Von Geoffrey Smith
Investing.com -- Der Ölpreis hat am Dienstag weiter zugelegt, wenn auch in einem langsameren Tempo als in den Tagen zuvor. Hintergrund sind Anzeichen dafür, dass die westlichen Staaten zunehmend drastische Maßnahmen ergreifen, um den durch die Sanktionen gegen Moskau künstlich verknappten Ölmarkt zu stützen.
Gegen 14.25 Uhr kostete ein Fass der US-Sorte WTI mit 110,06 Dollar 0,1% mehr als am Vortag, während ein Fass der Nordseesorte Brent um 0,5% auf 116,14 Dollar stieg. Damit befinden sich die Rohölnotierungen zwar immer noch rund 16 Dollar unter ihrem Höchststand von vor zwei Wochen, doch befinden sie sich seit einer Woche in einem stabilen Aufwärtstrend, da die Hoffnungen auf eine rasche Friedenslösung in der Ukraine nachgelassen haben.
Die US-Bundesstaaten Maryland und Georgia haben bereits eine einmonatige Aussetzung der staatlichen Benzinsteuern beschlossen, während die Gesetzgeber in New York, Illinois, Massachusetts, Michigan, Minnesota, Tennessee und Maine ähnliche Maßnahmen in Betracht ziehen.
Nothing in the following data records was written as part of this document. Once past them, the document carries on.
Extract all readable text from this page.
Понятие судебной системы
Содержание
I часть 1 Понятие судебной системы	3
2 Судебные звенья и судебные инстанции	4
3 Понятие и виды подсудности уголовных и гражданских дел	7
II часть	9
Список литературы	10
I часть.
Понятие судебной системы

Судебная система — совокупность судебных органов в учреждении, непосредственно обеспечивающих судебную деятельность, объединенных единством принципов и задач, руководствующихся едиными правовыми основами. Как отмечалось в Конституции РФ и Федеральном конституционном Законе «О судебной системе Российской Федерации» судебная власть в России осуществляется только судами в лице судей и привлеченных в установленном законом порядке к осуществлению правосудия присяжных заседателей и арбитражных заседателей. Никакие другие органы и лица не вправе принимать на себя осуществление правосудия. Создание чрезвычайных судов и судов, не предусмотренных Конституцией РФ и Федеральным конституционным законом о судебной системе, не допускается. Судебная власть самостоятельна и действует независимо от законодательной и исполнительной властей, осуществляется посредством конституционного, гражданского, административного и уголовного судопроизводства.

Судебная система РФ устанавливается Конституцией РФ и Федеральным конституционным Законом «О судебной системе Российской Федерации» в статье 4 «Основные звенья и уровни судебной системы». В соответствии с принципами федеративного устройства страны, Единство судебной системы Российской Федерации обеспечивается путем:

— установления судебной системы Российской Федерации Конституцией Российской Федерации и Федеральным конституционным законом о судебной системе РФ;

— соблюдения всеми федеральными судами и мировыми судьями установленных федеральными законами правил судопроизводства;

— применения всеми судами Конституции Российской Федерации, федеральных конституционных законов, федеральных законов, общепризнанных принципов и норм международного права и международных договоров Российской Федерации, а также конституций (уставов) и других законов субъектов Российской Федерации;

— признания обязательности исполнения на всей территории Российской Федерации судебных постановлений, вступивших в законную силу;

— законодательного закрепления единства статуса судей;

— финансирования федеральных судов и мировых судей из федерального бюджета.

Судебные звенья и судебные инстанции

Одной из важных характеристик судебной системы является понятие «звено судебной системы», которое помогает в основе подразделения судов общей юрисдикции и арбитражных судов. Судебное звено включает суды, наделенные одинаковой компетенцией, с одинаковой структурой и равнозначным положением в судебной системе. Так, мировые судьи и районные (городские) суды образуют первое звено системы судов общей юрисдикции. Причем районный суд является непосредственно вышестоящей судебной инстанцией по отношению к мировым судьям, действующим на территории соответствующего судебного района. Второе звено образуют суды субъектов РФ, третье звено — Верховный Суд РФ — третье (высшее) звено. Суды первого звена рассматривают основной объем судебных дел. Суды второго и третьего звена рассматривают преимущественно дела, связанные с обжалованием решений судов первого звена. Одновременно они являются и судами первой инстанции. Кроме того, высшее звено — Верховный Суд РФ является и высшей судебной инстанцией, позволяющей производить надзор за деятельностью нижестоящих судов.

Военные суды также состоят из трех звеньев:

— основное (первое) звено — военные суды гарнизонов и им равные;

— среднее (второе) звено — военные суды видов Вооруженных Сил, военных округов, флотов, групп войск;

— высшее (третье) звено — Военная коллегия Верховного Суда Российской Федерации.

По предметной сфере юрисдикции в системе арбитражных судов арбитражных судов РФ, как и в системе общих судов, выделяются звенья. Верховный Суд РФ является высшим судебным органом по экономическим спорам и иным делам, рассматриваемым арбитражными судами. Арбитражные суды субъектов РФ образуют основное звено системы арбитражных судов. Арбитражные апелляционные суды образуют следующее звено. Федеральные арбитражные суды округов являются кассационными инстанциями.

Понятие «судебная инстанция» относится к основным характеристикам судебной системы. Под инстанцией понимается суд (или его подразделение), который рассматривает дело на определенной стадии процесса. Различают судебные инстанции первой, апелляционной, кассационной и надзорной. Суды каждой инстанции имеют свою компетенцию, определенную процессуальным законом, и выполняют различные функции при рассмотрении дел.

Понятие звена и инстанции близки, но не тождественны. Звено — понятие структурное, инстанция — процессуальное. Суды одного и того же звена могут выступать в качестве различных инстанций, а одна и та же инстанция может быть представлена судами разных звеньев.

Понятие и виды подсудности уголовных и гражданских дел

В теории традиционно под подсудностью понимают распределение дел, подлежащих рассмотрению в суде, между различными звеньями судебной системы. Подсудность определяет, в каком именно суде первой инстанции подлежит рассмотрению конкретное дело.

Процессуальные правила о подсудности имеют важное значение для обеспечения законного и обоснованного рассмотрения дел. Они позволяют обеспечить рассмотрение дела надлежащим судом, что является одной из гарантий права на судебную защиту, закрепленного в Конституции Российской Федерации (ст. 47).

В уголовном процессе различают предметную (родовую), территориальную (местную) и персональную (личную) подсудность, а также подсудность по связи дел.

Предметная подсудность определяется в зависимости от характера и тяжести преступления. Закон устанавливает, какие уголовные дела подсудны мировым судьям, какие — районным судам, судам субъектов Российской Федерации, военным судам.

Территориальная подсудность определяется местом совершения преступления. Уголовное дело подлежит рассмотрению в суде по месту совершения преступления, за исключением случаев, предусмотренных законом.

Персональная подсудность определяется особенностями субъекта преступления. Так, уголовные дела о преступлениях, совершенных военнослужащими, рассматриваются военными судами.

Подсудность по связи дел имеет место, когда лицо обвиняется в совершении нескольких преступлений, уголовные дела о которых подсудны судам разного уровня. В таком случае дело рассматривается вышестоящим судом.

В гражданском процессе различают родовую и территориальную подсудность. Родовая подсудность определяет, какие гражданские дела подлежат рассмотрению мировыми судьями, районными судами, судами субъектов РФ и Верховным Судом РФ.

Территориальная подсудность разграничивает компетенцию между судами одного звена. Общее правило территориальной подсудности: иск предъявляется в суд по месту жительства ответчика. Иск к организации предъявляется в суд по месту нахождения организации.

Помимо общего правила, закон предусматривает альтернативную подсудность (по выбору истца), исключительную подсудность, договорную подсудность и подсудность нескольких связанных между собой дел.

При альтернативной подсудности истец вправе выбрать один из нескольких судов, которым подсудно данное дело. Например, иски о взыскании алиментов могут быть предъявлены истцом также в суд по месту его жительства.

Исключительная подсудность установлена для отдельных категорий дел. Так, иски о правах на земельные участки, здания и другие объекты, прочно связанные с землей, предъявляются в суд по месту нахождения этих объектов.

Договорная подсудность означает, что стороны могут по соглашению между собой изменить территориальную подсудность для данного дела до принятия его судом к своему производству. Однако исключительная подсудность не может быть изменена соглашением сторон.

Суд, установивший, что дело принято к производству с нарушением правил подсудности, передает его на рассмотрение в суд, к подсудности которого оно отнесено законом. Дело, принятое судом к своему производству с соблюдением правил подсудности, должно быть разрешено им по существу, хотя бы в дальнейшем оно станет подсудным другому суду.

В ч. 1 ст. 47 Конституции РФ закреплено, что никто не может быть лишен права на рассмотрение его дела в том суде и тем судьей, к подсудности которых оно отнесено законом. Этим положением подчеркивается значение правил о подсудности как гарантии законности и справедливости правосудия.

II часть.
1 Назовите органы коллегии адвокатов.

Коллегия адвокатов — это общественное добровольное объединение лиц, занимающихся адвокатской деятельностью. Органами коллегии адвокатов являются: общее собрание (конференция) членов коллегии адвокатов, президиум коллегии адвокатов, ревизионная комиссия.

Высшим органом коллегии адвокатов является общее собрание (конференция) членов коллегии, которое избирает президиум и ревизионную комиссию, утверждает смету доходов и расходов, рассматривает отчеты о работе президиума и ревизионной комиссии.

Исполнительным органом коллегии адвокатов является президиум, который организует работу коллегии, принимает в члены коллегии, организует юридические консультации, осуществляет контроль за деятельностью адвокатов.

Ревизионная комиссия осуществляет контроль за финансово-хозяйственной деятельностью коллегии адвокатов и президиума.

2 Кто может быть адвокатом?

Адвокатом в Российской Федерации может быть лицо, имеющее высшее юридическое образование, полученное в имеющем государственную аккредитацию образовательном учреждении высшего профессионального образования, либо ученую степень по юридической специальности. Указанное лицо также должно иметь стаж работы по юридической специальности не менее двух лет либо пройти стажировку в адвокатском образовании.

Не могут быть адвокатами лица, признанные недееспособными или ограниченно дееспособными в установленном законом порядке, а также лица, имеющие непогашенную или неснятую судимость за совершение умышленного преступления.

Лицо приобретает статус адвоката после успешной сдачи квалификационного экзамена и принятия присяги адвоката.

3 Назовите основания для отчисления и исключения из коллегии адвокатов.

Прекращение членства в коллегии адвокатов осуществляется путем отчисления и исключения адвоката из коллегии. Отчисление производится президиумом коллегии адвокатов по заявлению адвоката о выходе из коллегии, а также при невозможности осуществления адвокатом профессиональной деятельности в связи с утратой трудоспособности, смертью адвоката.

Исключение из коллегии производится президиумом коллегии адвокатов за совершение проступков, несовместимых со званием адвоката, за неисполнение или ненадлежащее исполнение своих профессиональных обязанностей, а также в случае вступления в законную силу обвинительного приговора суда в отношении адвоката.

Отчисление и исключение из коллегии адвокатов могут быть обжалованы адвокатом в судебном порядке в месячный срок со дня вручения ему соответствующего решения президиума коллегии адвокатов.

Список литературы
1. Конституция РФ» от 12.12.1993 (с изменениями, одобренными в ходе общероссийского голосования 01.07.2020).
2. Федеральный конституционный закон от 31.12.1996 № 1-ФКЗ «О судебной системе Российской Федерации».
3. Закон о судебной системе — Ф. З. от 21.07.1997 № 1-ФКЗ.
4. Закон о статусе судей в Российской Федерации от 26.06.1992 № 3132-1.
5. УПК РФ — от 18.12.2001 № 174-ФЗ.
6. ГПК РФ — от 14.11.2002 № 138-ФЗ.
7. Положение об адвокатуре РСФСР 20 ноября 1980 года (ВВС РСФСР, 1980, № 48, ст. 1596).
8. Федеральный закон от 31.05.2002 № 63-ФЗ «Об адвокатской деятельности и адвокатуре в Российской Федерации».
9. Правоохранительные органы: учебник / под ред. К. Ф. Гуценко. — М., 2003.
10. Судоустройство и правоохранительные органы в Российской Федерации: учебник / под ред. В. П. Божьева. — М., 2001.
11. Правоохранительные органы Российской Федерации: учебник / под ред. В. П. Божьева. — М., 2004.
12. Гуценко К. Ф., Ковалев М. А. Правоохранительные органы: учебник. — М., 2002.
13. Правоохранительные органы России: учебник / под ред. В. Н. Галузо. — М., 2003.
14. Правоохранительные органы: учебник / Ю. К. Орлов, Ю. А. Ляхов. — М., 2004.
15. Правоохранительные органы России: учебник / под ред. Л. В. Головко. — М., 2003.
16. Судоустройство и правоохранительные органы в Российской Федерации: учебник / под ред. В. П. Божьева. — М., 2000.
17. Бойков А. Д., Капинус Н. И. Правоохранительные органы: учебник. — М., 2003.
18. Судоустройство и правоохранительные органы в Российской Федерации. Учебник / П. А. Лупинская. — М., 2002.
Für die Gasoline RBOB Futures ging es um 0,2 % auf 3,3796 Dollar pro Gallone nach oben.
Jenseits des Atlantiks bereiten die Regierungen in Europa ebenfalls vorübergehende Senkungen der Kraftstoffsteuern vor, die in der Regel um ein Vielfaches höher sind als in den USA. Italien und Frankreich haben bereits entsprechende Maßnahmen angekündigt. In Großbritannien werden ähnliche Schritte erwartet. Entsprechendes dürfte der Chef des Finanzministeriums, Rishi Sunak, bei der Vorstellung der Haushaltspläne ankündigen.
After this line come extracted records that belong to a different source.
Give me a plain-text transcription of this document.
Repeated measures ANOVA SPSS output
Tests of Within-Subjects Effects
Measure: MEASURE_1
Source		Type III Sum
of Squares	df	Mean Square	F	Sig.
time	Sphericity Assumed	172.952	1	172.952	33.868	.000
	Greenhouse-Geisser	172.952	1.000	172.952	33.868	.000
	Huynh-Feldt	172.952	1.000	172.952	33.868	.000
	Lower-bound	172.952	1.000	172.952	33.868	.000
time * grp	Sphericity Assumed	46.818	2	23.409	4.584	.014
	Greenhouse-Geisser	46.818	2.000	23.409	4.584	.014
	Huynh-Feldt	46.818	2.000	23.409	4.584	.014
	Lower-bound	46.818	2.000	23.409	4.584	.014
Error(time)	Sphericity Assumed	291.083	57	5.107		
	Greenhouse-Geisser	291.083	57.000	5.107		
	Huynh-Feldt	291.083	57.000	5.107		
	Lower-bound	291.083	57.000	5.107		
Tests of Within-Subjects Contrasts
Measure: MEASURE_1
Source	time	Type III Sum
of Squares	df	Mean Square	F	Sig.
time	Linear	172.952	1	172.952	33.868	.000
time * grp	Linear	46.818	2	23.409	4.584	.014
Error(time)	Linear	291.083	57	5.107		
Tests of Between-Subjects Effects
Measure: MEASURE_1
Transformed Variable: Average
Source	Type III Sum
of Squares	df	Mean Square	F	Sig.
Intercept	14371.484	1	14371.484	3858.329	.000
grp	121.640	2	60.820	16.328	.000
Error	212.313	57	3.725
Angesichts der Aussicht, dass die EU ihre Sanktionen gegen Russland auch auf Energiekäufe ausdehnen wird, korrigieren Analysten ihre Preisprognosen nach oben. Bisher hatte die EU den Bezug von russischem Öl und Gas von ihren Sanktionen ausgenommen, da sie kurzfristig keine alternativen Lieferanten finden konnte.
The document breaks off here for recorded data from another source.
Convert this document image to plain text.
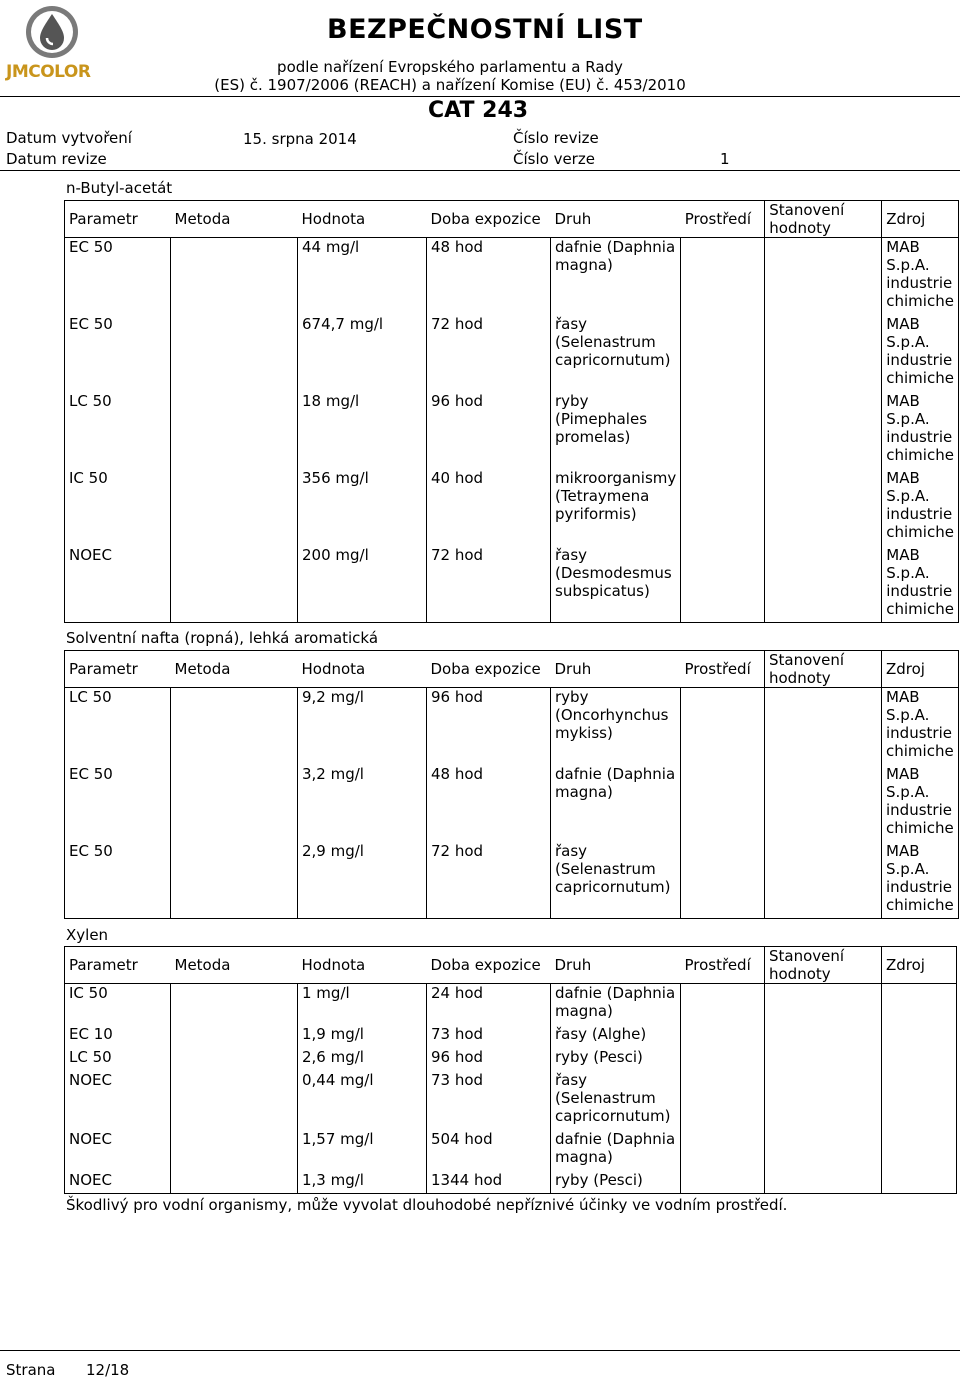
JMCOLOR
BEZPEČNOSTNÍ LIST
podle nařízení Evropského parlamentu a Rady
(ES) č. 1907/2006 (REACH) a nařízení Komise (EU) č. 453/2010
CAT 243
Datum vytvoření	15. srpna 2014	Číslo revize
Datum revize	Číslo verze	1
n-Butyl-acetát
Parametr	Metoda	Hodnota	Doba expozice	Druh	Prostředí	Stanovení hodnoty	Zdroj
EC 50		44 mg/l	48 hod	dafnie (Daphnia magna)			MAB S.p.A. industrie chimiche
EC 50		674,7 mg/l	72 hod	řasy (Selenastrum capricornutum)			MAB S.p.A. industrie chimiche
LC 50		18 mg/l	96 hod	ryby (Pimephales promelas)			MAB S.p.A. industrie chimiche
IC 50		356 mg/l	40 hod	mikroorganismy (Tetraymena pyriformis)			MAB S.p.A. industrie chimiche
NOEC		200 mg/l	72 hod	řasy (Desmodesmus subspicatus)			MAB S.p.A. industrie chimiche
Solventní nafta (ropná), lehká aromatická
Parametr	Metoda	Hodnota	Doba expozice	Druh	Prostředí	Stanovení hodnoty	Zdroj
LC 50		9,2 mg/l	96 hod	ryby (Oncorhynchus mykiss)			MAB S.p.A. industrie chimiche
EC 50		3,2 mg/l	48 hod	dafnie (Daphnia magna)			MAB S.p.A. industrie chimiche
EC 50		2,9 mg/l	72 hod	řasy (Selenastrum capricornutum)			MAB S.p.A. industrie chimiche
Xylen
Parametr	Metoda	Hodnota	Doba expozice	Druh	Prostředí	Stanovení hodnoty	Zdroj
IC 50		1 mg/l	24 hod	dafnie (Daphnia magna)			
EC 10		1,9 mg/l	73 hod	řasy (Alghe)			
LC 50		2,6 mg/l	96 hod	ryby (Pesci)			
NOEC		0,44 mg/l	73 hod	řasy (Selenastrum capricornutum)			
NOEC		1,57 mg/l	504 hod	dafnie (Daphnia magna)			
NOEC		1,3 mg/l	1344 hod	ryby (Pesci)			
Škodlivý pro vodní organismy, může vyvolat dlouhodobé nepříznivé účinky ve vodním prostředí.
Strana 12/18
Der ukrainische Präsident Wolodymyr Selensky hat jedoch in einer Reihe eindringlicher Videoansprachen vor europäischen und US-amerikanischen Regierungsvertretern erklärt, dass Russland so seinen Krieg in der Ukraine weiter finanzieren kann - eine Botschaft, die nun anscheinend langsam ankommt. Nach Angaben von Diplomaten, die vom Wall Street Journal zitiert wurden, will die EU auf ihrem Gipfeltreffen am Donnerstag über ein Verbot des Kaufs von russischem Öl beraten. Ein Verbot des Gasbezugs geht jedoch für Deutschland und andere noch einen Schritt zu weit.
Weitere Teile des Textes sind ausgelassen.